Just getting started here. To find out more about me you can check out my website or my goodreads page. You can also find me on twitter. My first novel, Hindsight, is available on Amazon for only $0.99 for the week.

Review: The Spy Who Came in From the Cold

The Spy Who Came in from the Cold: A George Smiley Novel - John le Carré

 

Le Carre sets the standard for the intellectual spy thriller. While this is a George Smiley novel, you only see him in the shadows. The lead character in this novel is Alec Leamas, an MI6 operative running things in Cold War Germany before he gets sacked for a failed operation. He's sullen, sarcastic, cunning, and quite likable. You can read the book's description if you want to find out about the story. I'm here to tell you why I liked it.

Le Carre's strength is the intricate web of lies that his characters weave around each other. The entire novel, like most Le Carre tales, is a dance of spiders, each trying to catch the other in their trap. Playing perfectly into this dynamic are the high-stakes consequences that result from seemingly insignificant exchanges of dialogue. In Le Carre's world, it is not laser pens or grappling hook brassieres that turn the tides of war, it is the ability to deceive and maintain deception until the end.

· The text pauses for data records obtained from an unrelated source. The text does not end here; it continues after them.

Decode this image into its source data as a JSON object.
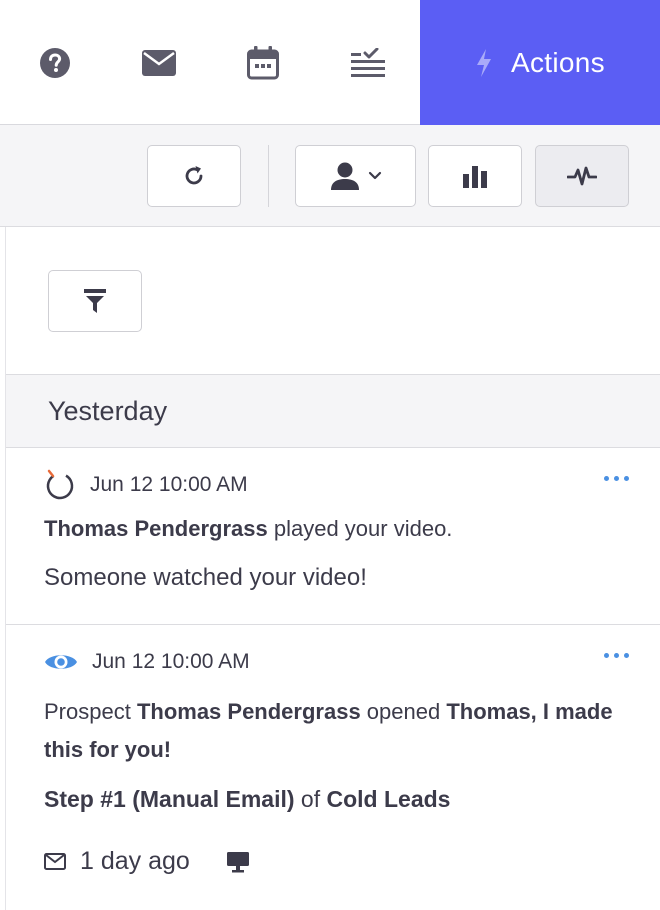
{
  "tabs": {
    "help_icon": "question-circle",
    "mail_icon": "envelope",
    "calendar_icon": "calendar",
    "tasks_icon": "checklist",
    "actions_label": "Actions",
    "actions_icon": "bolt",
    "active_color": "#5b5ef4"
  },
  "toolbar": {
    "refresh_icon": "refresh",
    "person_icon": "person-dropdown",
    "chart_icon": "bar-chart",
    "pulse_icon": "activity-pulse"
  },
  "filter_icon": "funnel",
  "section": {
    "title": "Yesterday"
  },
  "activities": [
    {
      "icon": "video-play",
      "time": "Jun 12 10:00 AM",
      "actor": "Thomas Pendergrass",
      "action": " played your video.",
      "message": "Someone watched your video!"
    },
    {
      "icon": "eye",
      "time": "Jun 12 10:00 AM",
      "prefix": "Prospect ",
      "actor": "Thomas Pendergrass",
      "action": " opened ",
      "subject": "Thomas, I made this for you!",
      "step": "Step #1 (Manual Email)",
      "of": " of ",
      "campaign": "Cold Leads",
      "ago": "1 day ago"
    }
  ]
}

Take this excerpt that epitomizes what I think is the theme of the novel:

"A man who lives a part, not to others but alone, is exposed to obvious psychological dangers. In itself the practice of deception is not particularly exacting. It is a matter of experience, a professional expertise. It is a facility most of us can acquire. But while a confidence trickster, a play actor or a gambler can return from his performance to the ranks of his admirers, the secret agent enjoys no such relief. For him, deception is first a matter of self defense. He must protect himself not only from without, but from within, and against the most natural of impulses. Though he earn a fortune, his role may forbid him the purchase of a razor. Though he be erudite, it can befall him to mumble nothing but banalities. Though he be an affectionate husband and father, he must within all circumstances without himself from those with whom he should naturally confide. Aware of the overwhelming temptations which assail a man permanently isolated in his deceit, Limas resorted to the course which armed him best. Even when he was alone, he compelled himself to live with the personality he had assumed. It is said that Balzac on his deathbed inquired anxiously after the health and prosperity of characters he had created. Similarly, Limas, without relinquishing the power of invention, identified himself with what he had invented. The qualities he had exhibited to ****: the restless uncertainty, the protective arrogance concealing shame were not approximations, but extensions of qualities he actually possessed. Hence, also, the slight dragging of the feet, the aspect of personal neglect, the indifference to food, and an increasing reliance on alcohol and tobacco. When alone, he remained faithful to these habits. He would even exaggerate them a little, mumbling to himself about the iniquities of his service. Only very rarely, as now, going to bed that evening, did he allow himself the dangerous luxury of admitting the great lie that he lived."

Conversations kill in "The Spy Who Came in From the Cold", so every word counts.